Posttraumatic stress disorder (PTSD) is diagnosed in more than 25% of patients seeking treatment for chronic pain; a similar pattern is seen in patients seeking treatment for substance abuse. The purpose of this study was to examine how patients with PTSD and a history of substance abuse (SA+PTSD), and patients with PTSD and chronic pain (CP+PTSD) differed on a self-report measure to assess frequency and severity of PTSD symptoms.
Study participants were assessed using the Modified PTSD Symptom Checklist (MPSS), and were determined to meet the PTSD symptom criteria. The substance abuse patients were twenty-two men and eleven women involved in substance abuse treatment programs. The average age of the SA+PTSD group was 32.79 years, most were single (42.3%), some married (30.8%), and some divorced or separated (26.9%). Nineteen men and ten women referred to a work-related injury rehabilitation program made up the CP+PTSD group. Average age of this group was 34.76 years, most were married (72.4%), some single (23.1%), and one (3.4%) separated or divorced. The two groups had similar demographics, differing only on marital status.
All participants completed the MPSS self-report scale based on the 17 symptoms from the DSM-IV diagnostic criteria. This assessment allowed participants to report on the severity and frequency of their symptoms.
The authors found that the CP+PTSD group reported greater severity scores for nine of seventeen PTSD symptoms. The SA+PTSD group reported greater frequency scores for eight of seventeen PTSD symptoms. The authors hypothesize that "...patients with CP+PTSD were hyperaware of bodily sensations, resulting in greater severity scores." In addition the authors suggest that, "it is possible that patients with comorbid PTSD and substance abuse were self-medicating, resulting in lower reported severity scores."

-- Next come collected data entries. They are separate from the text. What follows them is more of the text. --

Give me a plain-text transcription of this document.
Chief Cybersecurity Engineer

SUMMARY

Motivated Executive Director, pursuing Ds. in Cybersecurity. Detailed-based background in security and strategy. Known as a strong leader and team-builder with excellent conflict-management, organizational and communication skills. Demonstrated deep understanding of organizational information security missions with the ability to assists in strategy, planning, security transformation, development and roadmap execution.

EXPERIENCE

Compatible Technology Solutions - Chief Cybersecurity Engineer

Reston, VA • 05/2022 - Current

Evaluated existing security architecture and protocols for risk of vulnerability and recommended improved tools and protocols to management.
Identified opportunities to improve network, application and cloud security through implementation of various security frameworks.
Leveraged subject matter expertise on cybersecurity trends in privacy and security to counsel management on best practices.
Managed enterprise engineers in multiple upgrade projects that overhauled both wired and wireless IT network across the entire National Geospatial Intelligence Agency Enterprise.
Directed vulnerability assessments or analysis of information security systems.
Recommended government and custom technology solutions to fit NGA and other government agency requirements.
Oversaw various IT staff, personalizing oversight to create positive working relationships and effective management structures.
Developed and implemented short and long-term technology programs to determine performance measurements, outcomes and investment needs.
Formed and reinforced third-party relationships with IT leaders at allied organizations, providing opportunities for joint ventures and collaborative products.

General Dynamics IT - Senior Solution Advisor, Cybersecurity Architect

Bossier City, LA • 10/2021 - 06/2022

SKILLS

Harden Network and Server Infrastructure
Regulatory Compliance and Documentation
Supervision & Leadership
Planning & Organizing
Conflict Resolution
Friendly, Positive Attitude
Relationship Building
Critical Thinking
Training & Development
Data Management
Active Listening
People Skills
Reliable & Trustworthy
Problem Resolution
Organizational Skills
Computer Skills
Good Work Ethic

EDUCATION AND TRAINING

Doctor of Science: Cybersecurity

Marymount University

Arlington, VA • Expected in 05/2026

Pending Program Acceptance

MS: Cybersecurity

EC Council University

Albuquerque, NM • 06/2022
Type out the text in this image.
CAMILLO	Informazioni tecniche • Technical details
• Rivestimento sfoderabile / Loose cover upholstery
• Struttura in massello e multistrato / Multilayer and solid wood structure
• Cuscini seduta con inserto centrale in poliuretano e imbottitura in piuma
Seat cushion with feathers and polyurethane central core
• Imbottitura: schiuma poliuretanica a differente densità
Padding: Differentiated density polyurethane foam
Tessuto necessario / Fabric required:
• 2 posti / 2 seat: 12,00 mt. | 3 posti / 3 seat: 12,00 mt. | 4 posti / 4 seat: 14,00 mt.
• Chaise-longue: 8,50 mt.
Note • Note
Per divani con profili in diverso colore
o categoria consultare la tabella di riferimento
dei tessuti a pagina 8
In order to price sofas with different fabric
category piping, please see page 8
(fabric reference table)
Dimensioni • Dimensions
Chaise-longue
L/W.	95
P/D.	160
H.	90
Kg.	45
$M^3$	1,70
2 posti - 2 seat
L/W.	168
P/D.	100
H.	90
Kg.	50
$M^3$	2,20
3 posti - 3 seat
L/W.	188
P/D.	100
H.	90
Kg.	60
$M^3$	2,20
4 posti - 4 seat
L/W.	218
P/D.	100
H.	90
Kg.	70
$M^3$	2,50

In conclusion, the authors state:
"The aforementioned findings hold important implications for treating patients with PTSD. Because we found that groups differed on severity and frequency of PTSD symptoms, it may be prudent to tailor treatment focus to the symptom presentations characteristics of each disorder (e.g., avoidance symptoms). However, since participants were not assessed with a structured clinical interview, we cannot determine whether other comorbid disorders influenced the reports obtained by our participants (e.g., depression). Further research incorporating a structured clinical interview and more detailed psychiatric evaluations is clearly warranted in order to clarify factors that mediate and/or moderate differences in symptom presentation when PTSD occurs with other syndromes."
Bonin M, Norton G, Frombach I, Asmundson G. PTSD In Different Treatment Settings: A Preliminary Investigation of PTSD Symptomology In Substance Abuse and Chronic Pain Patients. Depression and Anxiety 2000;11:131-133.